The appeal by a geoscientist (“Salway”) from a decision dismissing his application for judicial review of a Stipulated Order under which he admitted unprofessional conduct and agreed to a disciplinary regime other than the one provided for in the Engineers and Scientists Act, R.S.B.C. 1996, c. 116 was allowed where the Court found that the Association had no jurisdiction to adopt the Stipulated Order procedure

Administrative law – Decisions of administrative tribunals – Association of Professional Engineers – Engineers – Governance – Functions of a self-governing body – Disciplinary proceedings – Professional misconduct / conduct unbecoming – Judicial review – Jurisdiction of Association – Compliance with legislation

Salway v.
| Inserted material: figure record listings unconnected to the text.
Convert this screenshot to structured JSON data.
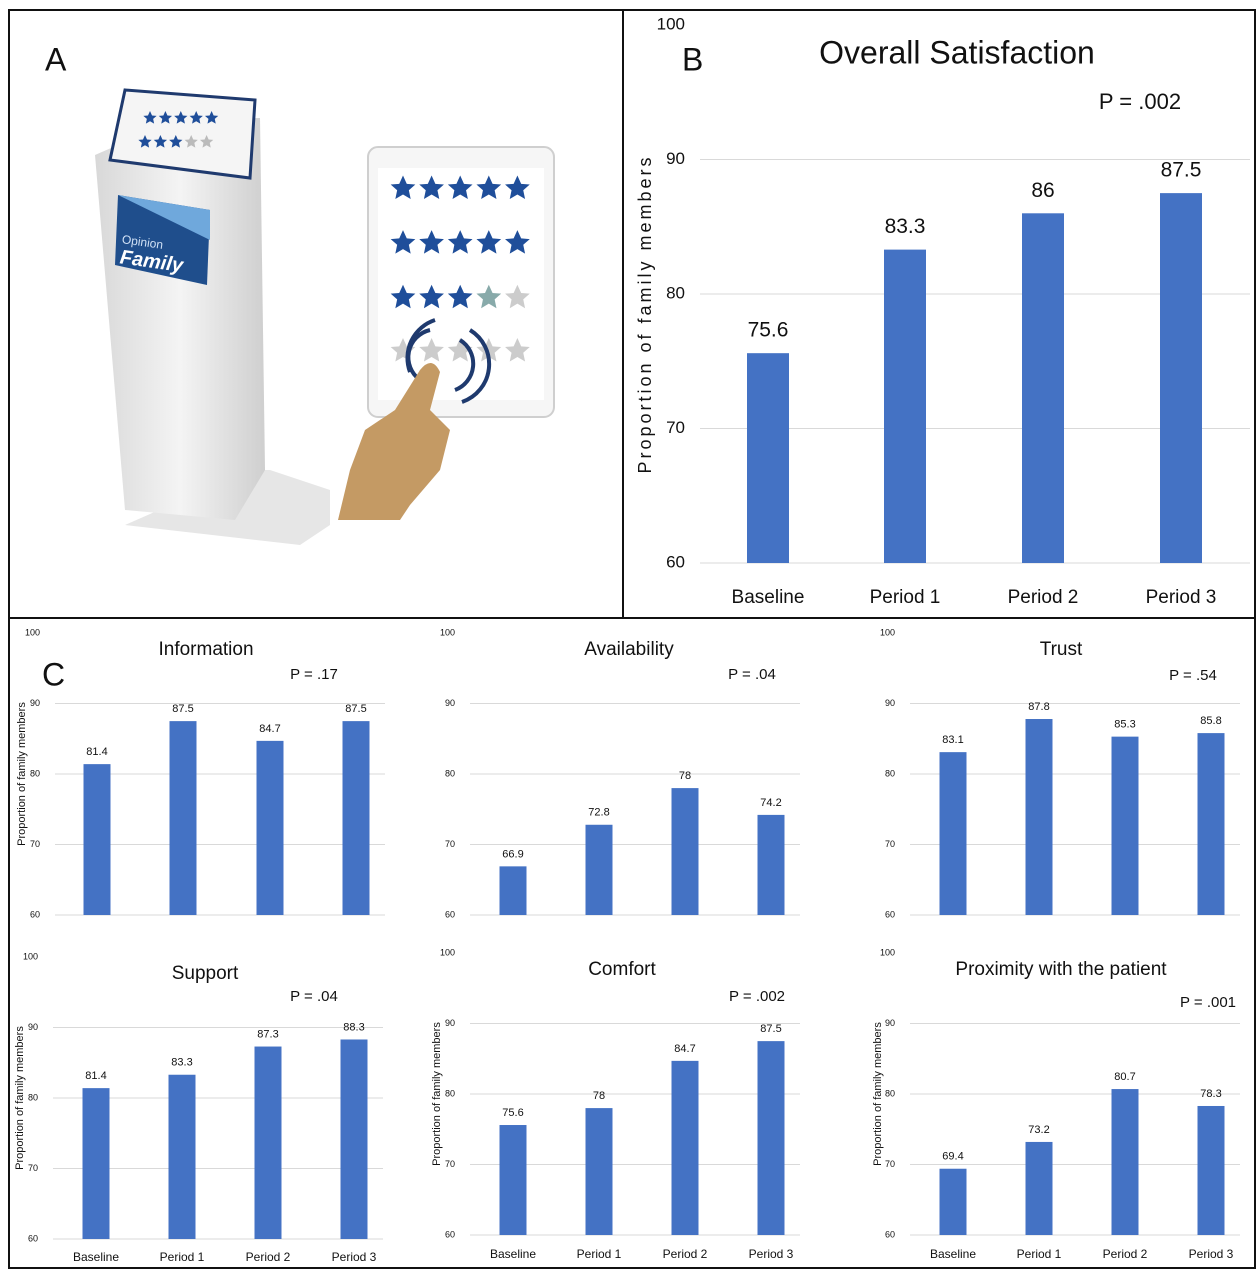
{
  "panels": {
    "a": "A",
    "b": "B",
    "c": "C"
  },
  "illustration": {
    "brand_top": "Opinion",
    "brand": "Family"
  },
  "chart_data": [
    {
      "type": "bar",
      "title": "Overall Satisfaction",
      "annotation": "P = .002",
      "y_label": "Proportion of family members",
      "categories": [
        "Baseline",
        "Period 1",
        "Period 2",
        "Period 3"
      ],
      "values": [
        75.6,
        83.3,
        86,
        87.5
      ],
      "color": "#4472c4",
      "ylim": [
        60,
        100
      ],
      "yticks": [
        60,
        70,
        80,
        90,
        100
      ],
      "grid": true
    },
    {
      "type": "bar",
      "title": "Information",
      "annotation": "P = .17",
      "y_label": "Proportion of family members",
      "categories": [
        null,
        null,
        null,
        null
      ],
      "values": [
        81.4,
        87.5,
        84.7,
        87.5
      ],
      "color": "#4472c4",
      "ylim": [
        60,
        100
      ],
      "yticks": [
        60,
        70,
        80,
        90,
        100
      ],
      "grid": true
    },
    {
      "type": "bar",
      "title": "Availability",
      "annotation": "P = .04",
      "categories": [
        null,
        null,
        null,
        null
      ],
      "values": [
        66.9,
        72.8,
        78,
        74.2
      ],
      "color": "#4472c4",
      "ylim": [
        60,
        100
      ],
      "yticks": [
        60,
        70,
        80,
        90,
        100
      ],
      "grid": true
    },
    {
      "type": "bar",
      "title": "Trust",
      "annotation": "P = .54",
      "categories": [
        null,
        null,
        null,
        null
      ],
      "values": [
        83.1,
        87.8,
        85.3,
        85.8
      ],
      "color": "#4472c4",
      "ylim": [
        60,
        100
      ],
      "yticks": [
        60,
        70,
        80,
        90,
        100
      ],
      "grid": true
    },
    {
      "type": "bar",
      "title": "Support",
      "annotation": "P = .04",
      "y_label": "Proportion of family members",
      "categories": [
        "Baseline",
        "Period 1",
        "Period 2",
        "Period 3"
      ],
      "values": [
        81.4,
        83.3,
        87.3,
        88.3
      ],
      "color": "#4472c4",
      "ylim": [
        60,
        100
      ],
      "yticks": [
        60,
        70,
        80,
        90,
        100
      ],
      "grid": true
    },
    {
      "type": "bar",
      "title": "Comfort",
      "annotation": "P = .002",
      "y_label": "Proportion of family members",
      "categories": [
        "Baseline",
        "Period 1",
        "Period 2",
        "Period 3"
      ],
      "values": [
        75.6,
        78,
        84.7,
        87.5
      ],
      "color": "#4472c4",
      "ylim": [
        60,
        100
      ],
      "yticks": [
        60,
        70,
        80,
        90,
        100
      ],
      "grid": true
    },
    {
      "type": "bar",
      "title": "Proximity with the patient",
      "annotation": "P = .001",
      "y_label": "Proportion of family members",
      "categories": [
        "Baseline",
        "Period 1",
        "Period 2",
        "Period 3"
      ],
      "values": [
        69.4,
        73.2,
        80.7,
        78.3
      ],
      "color": "#4472c4",
      "ylim": [
        60,
        100
      ],
      "yticks": [
        60,
        70,
        80,
        90,
        100
      ],
      "grid": true
    }
  ]
}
Assn. of Professional Engineers and Geoscientists of British Columbia, [2009] B.C.J. No. 1570, British Columbia Court of Appeal, August 6, 2009, J.E. Prowse, I.T. Donald and H. Groberman JJ.A.
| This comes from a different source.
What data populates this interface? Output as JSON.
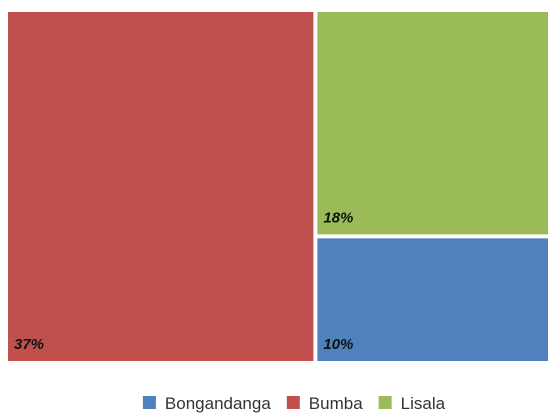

In 1991, the Council of the Association of Professional Engineers and Geoscientists of British Columbia (the “Association”) adopted a new complaint procedure which amplified and supplemented the procedures set out in the Act. The complaint procedure allowed for a Stipulated Order as an alternative to the formal inquiry prescribed by the statute. There were no provisions in the Act that authorized the Stipulated Order procedure. In 2005, Salway was the subject of disciplinary proceedings before the Association. In accordance with the Association’s policy, Salway was given the opportunity to avoid a disciplinary inquiry by entering into a Stipulated Order under which he admitted unprofessional conduct and agreed to a disciplinary regime other than one provided for in the statute. Salway accepted the offer. However, as matters developed, the regime became more protracted and more expensive than Salway had anticipated. Therefore, Salway sought judicial review seeking an Order declaring the Stipulated Order unenforceable as being outside the jurisdiction of the Association. The chambers judge dismissed that judicial review application holding that while the Stipulated Order was not specifically authorized by statute, it was a valid contract that was binding on the parties. Salway appealed that decision.

The Court of Appeal held that the chambers judge erred in finding that the Stipulated Order procedure was a lawful one within the jurisdiction of the Association. The procedure directly contravened provisions of the Act and amounted to an improper delegation of the Association’s disciplinary functions. Therefore, the Association had no jurisdiction to adopt the procedure. Once the Association’s Investigation Committee recommended that the Discipline Committee conduct an inquiry, the Act required the Discipline Committee to cause an inquiry to be conducted. The complaint, at that stage, was within the exclusive jurisdiction of that Committee and the Association had no authority to compromise it, or to shunt it off to some other forum. The Association had no power to discipline its members apart from that which was given in the statute. A person did not, by virtue of becoming a member of the self governing profession, grant that profession’s governing body contractual rights to impose disciplinary sanctions. The Public law nature of the Association’s powers prevented it from entering into agreements with respect to their use, except as expressly authorized in the statute. The Court noted that, in 2007, the Act was amended to allow members who were subject to disciplinary inquiries to enter into Consent Orders or to follow a system of alternative complaint resolution. However, as the Salway disciplinary proceedings pre-dated the 2007 amendments, the new legislation was inapplicable.

In the result, the Court allowed the appeal and declared the Stipulated Order to be void and unenforceable.